France : Hollande-Sarkozy, en route pour la présidentielle
D’un côté, l’hyperactif et très bling-bling président sortant. De l’autre, le vainqueur de la primaire « citoyenne », qui joue volontiers les notables de province. Nicolas Sarkozy et François Hollande, c’est un peu le jour et la nuit. Leur affrontement pour 2012 s’annonce farouche.
« Il va falloir s’y faire ! » s’est exclamé Daniel Cohn-Bendit, le célèbre militant écologiste, en constatant, le 16 octobre, que le second tour de la primaire socialiste confirmait la victoire – qu’il ne souhaitait pas – de François Hollande, l’ancien premier secrétaire du PS, sur Martine Aubry, l’actuelle titulaire du poste.
Par 56,6 % des voix, le député et président du conseil général de la Corrèze a obtenu de défendre les chances de son parti face à Nicolas Sarkozy lors de l’élection présidentielle de mai 2012. Ce score sans bavure a conclu un processus électoral novateur (2,86 millions de votants) qui a passionné les Français et exaspéré la droite, les divergences entre les six candidats du premier tour n’ayant pas dégénéré en batailles d’ego, comme elle l’espérait.

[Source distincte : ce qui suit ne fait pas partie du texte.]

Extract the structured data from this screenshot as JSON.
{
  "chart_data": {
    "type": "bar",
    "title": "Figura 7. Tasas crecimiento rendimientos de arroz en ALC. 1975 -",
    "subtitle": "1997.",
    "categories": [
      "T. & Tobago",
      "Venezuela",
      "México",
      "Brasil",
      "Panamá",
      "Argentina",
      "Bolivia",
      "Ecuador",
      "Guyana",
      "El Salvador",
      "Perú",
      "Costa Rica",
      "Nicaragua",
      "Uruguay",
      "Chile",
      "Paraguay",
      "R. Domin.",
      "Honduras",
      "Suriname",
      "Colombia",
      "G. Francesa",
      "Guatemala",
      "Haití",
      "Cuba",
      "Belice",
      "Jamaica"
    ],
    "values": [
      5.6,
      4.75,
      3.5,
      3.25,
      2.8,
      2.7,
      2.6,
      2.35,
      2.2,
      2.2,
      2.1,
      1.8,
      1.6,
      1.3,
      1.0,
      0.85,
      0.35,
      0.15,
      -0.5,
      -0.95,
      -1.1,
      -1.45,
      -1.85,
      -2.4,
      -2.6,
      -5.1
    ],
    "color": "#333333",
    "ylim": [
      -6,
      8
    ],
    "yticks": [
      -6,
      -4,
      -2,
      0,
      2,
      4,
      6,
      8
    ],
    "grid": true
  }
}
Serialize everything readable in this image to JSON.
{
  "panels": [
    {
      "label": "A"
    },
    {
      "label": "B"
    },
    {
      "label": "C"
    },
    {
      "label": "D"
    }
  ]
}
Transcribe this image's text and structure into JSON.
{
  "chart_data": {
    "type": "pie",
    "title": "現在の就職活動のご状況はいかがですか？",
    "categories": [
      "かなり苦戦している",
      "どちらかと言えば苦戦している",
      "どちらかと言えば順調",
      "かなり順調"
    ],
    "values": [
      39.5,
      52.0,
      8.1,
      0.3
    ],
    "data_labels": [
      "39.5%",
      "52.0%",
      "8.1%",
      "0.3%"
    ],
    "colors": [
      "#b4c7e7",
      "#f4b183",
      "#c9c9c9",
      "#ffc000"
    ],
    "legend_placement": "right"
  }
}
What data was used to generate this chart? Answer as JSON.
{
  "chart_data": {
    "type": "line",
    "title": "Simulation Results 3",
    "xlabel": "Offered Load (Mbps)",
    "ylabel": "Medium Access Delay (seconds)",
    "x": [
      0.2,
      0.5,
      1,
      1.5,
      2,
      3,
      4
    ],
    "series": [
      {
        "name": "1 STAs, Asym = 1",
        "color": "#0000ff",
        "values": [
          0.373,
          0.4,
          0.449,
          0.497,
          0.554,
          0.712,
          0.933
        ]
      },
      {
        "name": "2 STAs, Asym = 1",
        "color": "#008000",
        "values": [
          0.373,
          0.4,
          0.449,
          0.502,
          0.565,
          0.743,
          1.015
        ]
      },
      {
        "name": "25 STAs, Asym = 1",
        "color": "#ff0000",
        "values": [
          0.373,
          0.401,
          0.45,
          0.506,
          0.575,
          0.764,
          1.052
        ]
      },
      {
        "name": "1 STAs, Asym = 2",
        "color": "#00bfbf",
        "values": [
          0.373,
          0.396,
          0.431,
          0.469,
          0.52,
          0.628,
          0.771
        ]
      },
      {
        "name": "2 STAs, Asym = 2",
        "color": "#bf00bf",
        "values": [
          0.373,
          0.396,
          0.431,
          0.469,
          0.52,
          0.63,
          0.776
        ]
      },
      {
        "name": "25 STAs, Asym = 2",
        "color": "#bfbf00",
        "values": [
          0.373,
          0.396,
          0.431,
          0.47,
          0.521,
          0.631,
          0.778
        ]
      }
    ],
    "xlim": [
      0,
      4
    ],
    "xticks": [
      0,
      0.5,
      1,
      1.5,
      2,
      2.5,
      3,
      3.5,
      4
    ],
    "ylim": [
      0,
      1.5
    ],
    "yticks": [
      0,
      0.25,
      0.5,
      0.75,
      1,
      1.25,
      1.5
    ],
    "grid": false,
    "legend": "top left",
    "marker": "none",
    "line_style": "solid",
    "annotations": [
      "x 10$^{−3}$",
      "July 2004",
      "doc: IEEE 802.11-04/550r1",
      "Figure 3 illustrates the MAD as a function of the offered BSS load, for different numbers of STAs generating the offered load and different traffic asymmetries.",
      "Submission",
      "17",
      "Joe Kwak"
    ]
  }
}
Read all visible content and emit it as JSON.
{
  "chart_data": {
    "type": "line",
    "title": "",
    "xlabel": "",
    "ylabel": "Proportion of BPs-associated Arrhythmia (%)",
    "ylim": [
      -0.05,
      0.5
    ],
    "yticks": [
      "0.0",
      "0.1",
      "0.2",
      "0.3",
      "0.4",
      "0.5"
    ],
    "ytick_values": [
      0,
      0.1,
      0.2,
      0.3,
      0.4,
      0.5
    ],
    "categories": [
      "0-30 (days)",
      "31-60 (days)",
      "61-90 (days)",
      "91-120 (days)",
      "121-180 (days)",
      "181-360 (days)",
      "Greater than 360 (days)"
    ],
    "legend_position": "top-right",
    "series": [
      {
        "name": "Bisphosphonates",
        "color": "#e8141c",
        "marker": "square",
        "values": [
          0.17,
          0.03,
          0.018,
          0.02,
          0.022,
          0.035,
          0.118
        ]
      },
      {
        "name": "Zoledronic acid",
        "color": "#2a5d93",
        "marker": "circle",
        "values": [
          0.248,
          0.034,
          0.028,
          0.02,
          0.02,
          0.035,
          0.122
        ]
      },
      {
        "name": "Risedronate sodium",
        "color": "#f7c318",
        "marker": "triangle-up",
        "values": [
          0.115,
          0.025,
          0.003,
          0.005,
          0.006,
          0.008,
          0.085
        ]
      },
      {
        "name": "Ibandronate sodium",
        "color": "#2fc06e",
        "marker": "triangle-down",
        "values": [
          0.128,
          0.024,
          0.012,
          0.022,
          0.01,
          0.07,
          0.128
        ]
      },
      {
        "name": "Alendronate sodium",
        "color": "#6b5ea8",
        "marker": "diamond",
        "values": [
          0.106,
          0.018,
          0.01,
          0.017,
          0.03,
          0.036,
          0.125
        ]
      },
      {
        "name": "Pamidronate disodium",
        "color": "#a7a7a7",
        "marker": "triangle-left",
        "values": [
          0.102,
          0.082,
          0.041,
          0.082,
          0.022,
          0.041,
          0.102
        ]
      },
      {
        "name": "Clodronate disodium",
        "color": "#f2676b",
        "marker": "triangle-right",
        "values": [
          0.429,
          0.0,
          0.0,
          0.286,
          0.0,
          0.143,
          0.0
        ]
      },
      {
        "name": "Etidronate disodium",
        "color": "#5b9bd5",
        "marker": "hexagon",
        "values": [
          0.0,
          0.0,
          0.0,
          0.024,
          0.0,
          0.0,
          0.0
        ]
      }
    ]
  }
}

Martine Aubry, qui avait durci le ton dans les derniers jours de campagne contre un adversaire accusé d’utiliser « les mots de la droite », a sportivement reconnu sa défaite et s’est aussitôt rangée sous la bannière du vainqueur. Harlem Désir, premier secrétaire par intérim, l’a proclamé : il n’y aura pas l’épaisseur « d’une feuille de papier à cigarette » entre « Martine » et « François ». À confirmer, même si, le 22 octobre, ce dernier a été solennellement intronisé par la convention d’investiture réunie à Paris.
La revanche de "Flanby"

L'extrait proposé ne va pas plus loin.